A maestria na sanfona, a sensibilidade musical e a paixão pela música, especialmente pelo forró, são apenas algumas das particularidades que tornam Mestrinho um artista tão completo e singular.
Um dos grandes sanfoneiros do Brasil, o cantor e compositor iniciou sua trajetória musical ainda na infância e, com muito aprendizado e experiências em meio a grandes artistas, conquistou seu espaço na música brasileira.
Sergipano da cidade de Itabaiana, Mestrinho nasceu vivenciando a música (e a sanfona!): seu avô, Manezinho do Carira, era tocador de oito baixos; seu pai, Erivaldo de Carira, sanfoneiro. Seus irmãos, Thaís Nogueira e Erivaldinho, também se tornaram artistas.
Além das influências dentro de casa, em seus anos de estrada, o artista compartilhou o palco com nomes como Dominguinhos, Gilberto Gil e Elba Ramalho. Seus encontros com esses importantes artistas da música brasileira, principalmente com Dominguinhos, quem “apadrinhou” o jovem sanfoneiro e foi um grande parceiro de estrada, foram essenciais para a sua trajetória musical e o levaram, também, à sua fascinante carreira solo.

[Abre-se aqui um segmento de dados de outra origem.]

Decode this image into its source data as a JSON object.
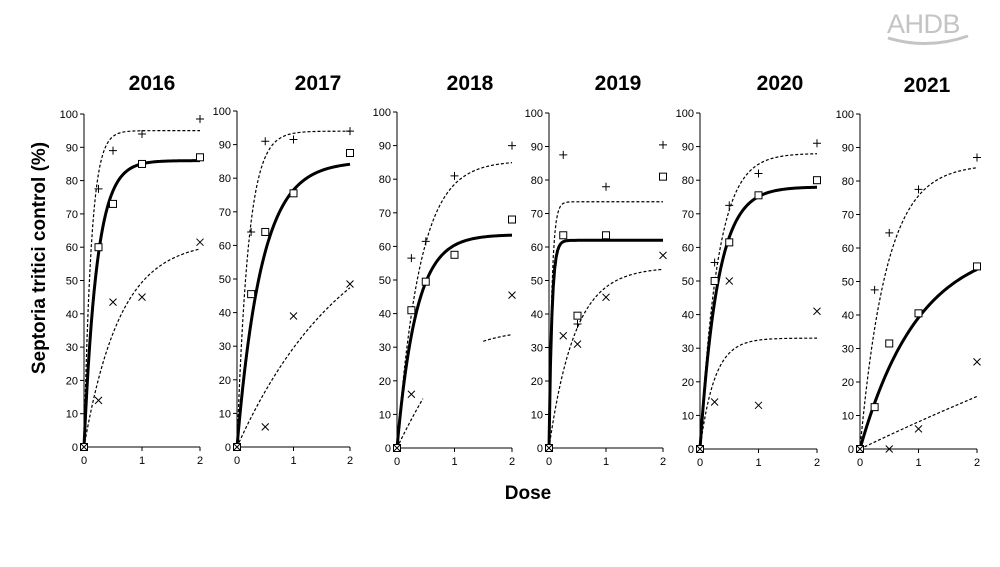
{
  "brand": {
    "logo_text": "AHDB",
    "logo_color": "#c4c4c4"
  },
  "chart_data": {
    "type": "scatter",
    "ylabel": "Septoria tritici control (%)",
    "xlabel": "Dose",
    "xlim": [
      0,
      2
    ],
    "ylim": [
      0,
      100
    ],
    "xticks": [
      0,
      1,
      2
    ],
    "yticks": [
      0,
      10,
      20,
      30,
      40,
      50,
      60,
      70,
      80,
      90,
      100
    ],
    "marker_legend": {
      "plus": "+",
      "square": "□",
      "cross": "×"
    },
    "panels": [
      {
        "title": "2016",
        "points": [
          {
            "marker": "plus",
            "pts": [
              [
                0,
                0
              ],
              [
                0.25,
                77.5
              ],
              [
                0.5,
                89
              ],
              [
                1,
                94
              ],
              [
                2,
                98.5
              ]
            ]
          },
          {
            "marker": "square",
            "pts": [
              [
                0,
                0
              ],
              [
                0.25,
                60
              ],
              [
                0.5,
                73
              ],
              [
                1,
                85
              ],
              [
                2,
                87
              ]
            ]
          },
          {
            "marker": "cross",
            "pts": [
              [
                0,
                0
              ],
              [
                0.25,
                14
              ],
              [
                0.5,
                43.5
              ],
              [
                1,
                45
              ],
              [
                2,
                61.5
              ]
            ]
          }
        ],
        "curves": [
          {
            "style": "dashed",
            "asymptote": 95,
            "rate": 8
          },
          {
            "style": "solid",
            "asymptote": 86,
            "rate": 4.5
          },
          {
            "style": "dashed",
            "asymptote": 62,
            "rate": 1.6
          }
        ]
      },
      {
        "title": "2017",
        "points": [
          {
            "marker": "plus",
            "pts": [
              [
                0,
                0
              ],
              [
                0.25,
                64
              ],
              [
                0.5,
                91
              ],
              [
                1,
                91.5
              ],
              [
                2,
                94
              ]
            ]
          },
          {
            "marker": "square",
            "pts": [
              [
                0,
                0
              ],
              [
                0.25,
                45.5
              ],
              [
                0.5,
                64
              ],
              [
                1,
                75.5
              ],
              [
                2,
                87.5
              ]
            ]
          },
          {
            "marker": "cross",
            "pts": [
              [
                0,
                0
              ],
              [
                0.5,
                6
              ],
              [
                1,
                39
              ],
              [
                2,
                48.5
              ]
            ]
          }
        ],
        "curves": [
          {
            "style": "dashed",
            "asymptote": 94,
            "rate": 5
          },
          {
            "style": "solid",
            "asymptote": 85,
            "rate": 2.3
          },
          {
            "style": "dashed",
            "asymptote": 75,
            "rate": 0.5
          }
        ]
      },
      {
        "title": "2018",
        "points": [
          {
            "marker": "plus",
            "pts": [
              [
                0,
                0
              ],
              [
                0.25,
                56.5
              ],
              [
                0.5,
                61.5
              ],
              [
                1,
                81
              ],
              [
                2,
                90
              ]
            ]
          },
          {
            "marker": "square",
            "pts": [
              [
                0,
                0
              ],
              [
                0.25,
                41
              ],
              [
                0.5,
                49.5
              ],
              [
                1,
                57.5
              ],
              [
                2,
                68
              ]
            ]
          },
          {
            "marker": "cross",
            "pts": [
              [
                0,
                0
              ],
              [
                0.25,
                16
              ],
              [
                2,
                45.5
              ]
            ]
          }
        ],
        "curves": [
          {
            "style": "dashed",
            "asymptote": 85.5,
            "rate": 2.5
          },
          {
            "style": "solid",
            "asymptote": 63.5,
            "rate": 3
          },
          {
            "style": "dashed",
            "asymptote": 80,
            "rate": 0.45,
            "from": 0,
            "to": 0.45
          },
          {
            "style": "dashed",
            "asymptote": 35.5,
            "rate": 1.5,
            "from": 1.5,
            "to": 2
          }
        ]
      },
      {
        "title": "2019",
        "points": [
          {
            "marker": "plus",
            "pts": [
              [
                0,
                0
              ],
              [
                0.25,
                87.5
              ],
              [
                0.5,
                37
              ],
              [
                1,
                78
              ],
              [
                2,
                90.5
              ]
            ]
          },
          {
            "marker": "square",
            "pts": [
              [
                0,
                0
              ],
              [
                0.25,
                63.5
              ],
              [
                0.5,
                39.5
              ],
              [
                1,
                63.5
              ],
              [
                2,
                81
              ]
            ]
          },
          {
            "marker": "cross",
            "pts": [
              [
                0,
                0
              ],
              [
                0.25,
                33.5
              ],
              [
                0.5,
                31
              ],
              [
                1,
                45
              ],
              [
                2,
                57.5
              ]
            ]
          }
        ],
        "curves": [
          {
            "style": "dashed",
            "asymptote": 73.5,
            "rate": 20
          },
          {
            "style": "solid",
            "asymptote": 62,
            "rate": 20
          },
          {
            "style": "dashed",
            "asymptote": 54,
            "rate": 2.2
          }
        ]
      },
      {
        "title": "2020",
        "points": [
          {
            "marker": "plus",
            "pts": [
              [
                0,
                0
              ],
              [
                0.25,
                55.5
              ],
              [
                0.5,
                72.5
              ],
              [
                1,
                82
              ],
              [
                2,
                91
              ]
            ]
          },
          {
            "marker": "square",
            "pts": [
              [
                0,
                0
              ],
              [
                0.25,
                50
              ],
              [
                0.5,
                61.5
              ],
              [
                1,
                75.5
              ],
              [
                2,
                80
              ]
            ]
          },
          {
            "marker": "cross",
            "pts": [
              [
                0,
                0
              ],
              [
                0.25,
                14
              ],
              [
                0.5,
                50
              ],
              [
                1,
                13
              ],
              [
                2,
                41
              ]
            ]
          }
        ],
        "curves": [
          {
            "style": "dashed",
            "asymptote": 88,
            "rate": 3.3
          },
          {
            "style": "solid",
            "asymptote": 78,
            "rate": 3.3
          },
          {
            "style": "dashed",
            "asymptote": 33,
            "rate": 4
          }
        ]
      },
      {
        "title": "2021",
        "points": [
          {
            "marker": "plus",
            "pts": [
              [
                0,
                0
              ],
              [
                0.25,
                47.5
              ],
              [
                0.5,
                64.5
              ],
              [
                1,
                77.5
              ],
              [
                2,
                87
              ]
            ]
          },
          {
            "marker": "square",
            "pts": [
              [
                0,
                0
              ],
              [
                0.25,
                12.5
              ],
              [
                0.5,
                31.5
              ],
              [
                1,
                40.5
              ],
              [
                2,
                54.5
              ]
            ]
          },
          {
            "marker": "cross",
            "pts": [
              [
                0,
                0
              ],
              [
                0.5,
                0
              ],
              [
                1,
                6
              ],
              [
                2,
                26
              ]
            ]
          }
        ],
        "curves": [
          {
            "style": "dashed",
            "asymptote": 85,
            "rate": 2.2
          },
          {
            "style": "solid",
            "asymptote": 62,
            "rate": 1
          },
          {
            "style": "dashed",
            "asymptote": 120,
            "rate": 0.07
          }
        ]
      }
    ]
  }
}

Sua discografia começou a tomar forma em 2014, quando o artista lançou o primeiro disco, “Opinião”. Atualmente, o sanfoneiro conta com diferentes singles, álbuns (como “É Tempo para Viver” e “Grito de Amor”) e projetos, que incluem rodar o país todo com a sua sanfona. Não deixe de acompanhar a agenda do cantor pelo Instagram: @mestrinhomestrinho
Em entrevista exclusiva à Voepass, Mestrinho fala sobre sua relação com o instrumento, sua discografia, suas experiências com Dominguinhos e Gilberto Gil, a importância do forró e mais. Confira:
Como você aprendeu a tocar sanfona?
Mestrinho: O meu primeiro contato com a sanfona acredito que foi quando nasci – meu pai toca sanfona -, mas eu não lembro. O que lembro [de fato] é que, com cinco anos de idade, ganhei minha primeira sanfona do meu pai e da minha mãe. De ficar fuçando, com cinco anos, aprendi sozinho a tocar “Asa Branca”, só de ouvir, e a partir daí não larguei mais o instrumento. Minha mãe me colocou no conservatório de música, eu tinha uns dez anos ou 11 anos, mas fiquei lá por uns três meses, porque eu não estava indo. No Nordeste, tem um termo que é “gazear a aula”, e eu “gazeava” a aula, então minha mãe me tirou da escola de música e eu continuei sozinho. Na verdade, sou músico autodidata.
Existe alguma música que marcou a sua vida de certa maneira e que se tornou uma das suas favoritas?
Mestrinho: Sim! É a música que retrata o nordestino e que eu canto até hoje nos shows: “Lamento Sertanejo”.
Como é seu processo de composição? As músicas nascem primeiro na sanfona?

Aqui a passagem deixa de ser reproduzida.